Credit: Reuters/Baz Ratner
BEIT EL, West Bank |
Tue Jun 26, 2012 11:45am EDT
BEIT EL, West Bank (Reuters) - Settlers on Tuesday began moving out of apartment blocs that Israel's Supreme Court ruled had been built illegally on Palestinian-owned land, after reaching an agreement with the government to go quietly.
A promise by Prime Minister Benjamin Netanyahu's government to build 851 new homes for settlers in the occupied West Bank, including 300 near the unauthorized enclave where the evictions were taking place, smoothed the way to the deal last week.
Sixteen of the 30 families in the contested Ulpana neighborhood of the Beit El settlement were due to leave their homes on Tuesday, and the rest by the end of the week.

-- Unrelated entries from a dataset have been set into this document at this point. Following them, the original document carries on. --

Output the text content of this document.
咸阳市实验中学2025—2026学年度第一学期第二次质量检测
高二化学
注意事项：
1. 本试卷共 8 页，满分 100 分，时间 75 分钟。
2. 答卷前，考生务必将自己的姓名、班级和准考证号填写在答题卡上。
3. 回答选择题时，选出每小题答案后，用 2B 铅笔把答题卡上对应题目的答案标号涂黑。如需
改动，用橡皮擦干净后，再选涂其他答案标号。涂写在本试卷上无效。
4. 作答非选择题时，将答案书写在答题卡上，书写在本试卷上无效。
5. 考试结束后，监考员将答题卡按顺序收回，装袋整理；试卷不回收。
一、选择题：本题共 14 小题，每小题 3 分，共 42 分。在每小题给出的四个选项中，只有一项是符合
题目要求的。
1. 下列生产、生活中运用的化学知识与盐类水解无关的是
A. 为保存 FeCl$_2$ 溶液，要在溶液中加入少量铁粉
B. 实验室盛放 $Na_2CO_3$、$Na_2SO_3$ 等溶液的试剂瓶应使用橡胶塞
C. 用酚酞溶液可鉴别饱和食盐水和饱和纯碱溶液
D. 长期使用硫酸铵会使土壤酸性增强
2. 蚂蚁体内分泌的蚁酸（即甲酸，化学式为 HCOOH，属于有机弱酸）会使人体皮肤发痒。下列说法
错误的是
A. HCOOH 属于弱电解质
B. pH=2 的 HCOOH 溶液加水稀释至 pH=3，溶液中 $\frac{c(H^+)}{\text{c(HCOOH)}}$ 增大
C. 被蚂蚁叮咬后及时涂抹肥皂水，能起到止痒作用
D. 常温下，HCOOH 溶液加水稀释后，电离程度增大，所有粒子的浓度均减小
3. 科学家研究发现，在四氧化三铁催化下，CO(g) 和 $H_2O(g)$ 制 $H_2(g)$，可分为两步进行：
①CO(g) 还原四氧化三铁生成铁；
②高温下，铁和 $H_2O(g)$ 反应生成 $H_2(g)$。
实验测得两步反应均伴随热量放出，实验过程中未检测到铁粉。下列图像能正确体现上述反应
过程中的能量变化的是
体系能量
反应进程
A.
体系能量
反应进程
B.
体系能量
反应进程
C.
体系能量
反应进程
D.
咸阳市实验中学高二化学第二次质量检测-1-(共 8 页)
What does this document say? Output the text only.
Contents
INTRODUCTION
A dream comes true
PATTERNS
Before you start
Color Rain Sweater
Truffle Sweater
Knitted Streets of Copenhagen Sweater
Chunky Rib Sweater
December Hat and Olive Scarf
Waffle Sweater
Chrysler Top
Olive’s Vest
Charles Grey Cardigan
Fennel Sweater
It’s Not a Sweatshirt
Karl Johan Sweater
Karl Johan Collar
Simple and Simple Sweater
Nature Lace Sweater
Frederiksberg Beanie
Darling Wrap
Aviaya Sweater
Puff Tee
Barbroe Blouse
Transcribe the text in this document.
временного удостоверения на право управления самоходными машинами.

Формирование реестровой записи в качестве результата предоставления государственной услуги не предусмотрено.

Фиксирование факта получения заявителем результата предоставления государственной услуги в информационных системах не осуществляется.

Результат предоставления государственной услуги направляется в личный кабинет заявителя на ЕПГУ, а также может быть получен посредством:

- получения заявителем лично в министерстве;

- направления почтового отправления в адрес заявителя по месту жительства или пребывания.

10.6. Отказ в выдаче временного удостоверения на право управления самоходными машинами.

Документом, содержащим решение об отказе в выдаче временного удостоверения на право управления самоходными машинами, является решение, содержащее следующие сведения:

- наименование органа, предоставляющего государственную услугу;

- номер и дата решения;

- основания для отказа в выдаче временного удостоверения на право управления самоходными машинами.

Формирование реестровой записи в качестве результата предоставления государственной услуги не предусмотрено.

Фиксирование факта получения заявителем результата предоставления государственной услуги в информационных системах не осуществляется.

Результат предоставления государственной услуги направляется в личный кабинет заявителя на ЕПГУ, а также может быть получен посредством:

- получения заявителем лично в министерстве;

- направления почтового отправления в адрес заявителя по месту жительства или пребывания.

The court had ruled that five Ulpana apartment blocs must be torn down by July 1, landing Netanyahu, whose core constituency is pro-settlement, in a political and legal minefield.
Netanyahu had proposed a plan that would avoid demolishing the homes, by instead cutting through their foundations and moving them to another part of the settlement where no land ownership claim was pending in court.
Hours after the evacuation began on Tuesday, the government petitioned the Supreme Court for more time, asking to move the soon-to-be-empty buildings off the land by November 15, a Justice Ministry spokesman said.
Israel is already hard-put to defend settlement activity in the face of world opinion. Palestinians, who seek statehood in the West Bank and Gaza Strip, fear the enclaves built on land Israel captured in a 1967 war will deny them a viable country.
Some 311,000 Israeli settlers and 2.5 million Palestinians live in the West Bank. The United Nations deems all settlements in the West Bank to be illegal. Israel disputes this and has sanctioned 120 settlements, most of them built on land that had no registered owner when it was seized in 1967.
Settlers, some wearing shirts with the slogan "Ulpana neighborhood, we will return" watched glumly as removal men hauled boxes out of their homes to take to their temporary housing in a nearby military camp.
"We are happy about the addition of a new residential neighborhood in Beit El, which is three times the size of the neighborhood here," said Baruch Gordon, an Ulpana settler.
"On the other hand, we are very, very deeply saddened at what in our eyes is a tremendous injustice - the decision of the Supreme Court."
Palestinians have made a freeze on Israeli settlement construction in the West Bank and Arab East Jerusalem a condition for returning to peace talks, which broke down over the issue in 2010.
Israel, which cites biblical and historical links to the areas, says the issue of settlements should be decided through negotiations, and that the Palestinians should resume talks without preconditions.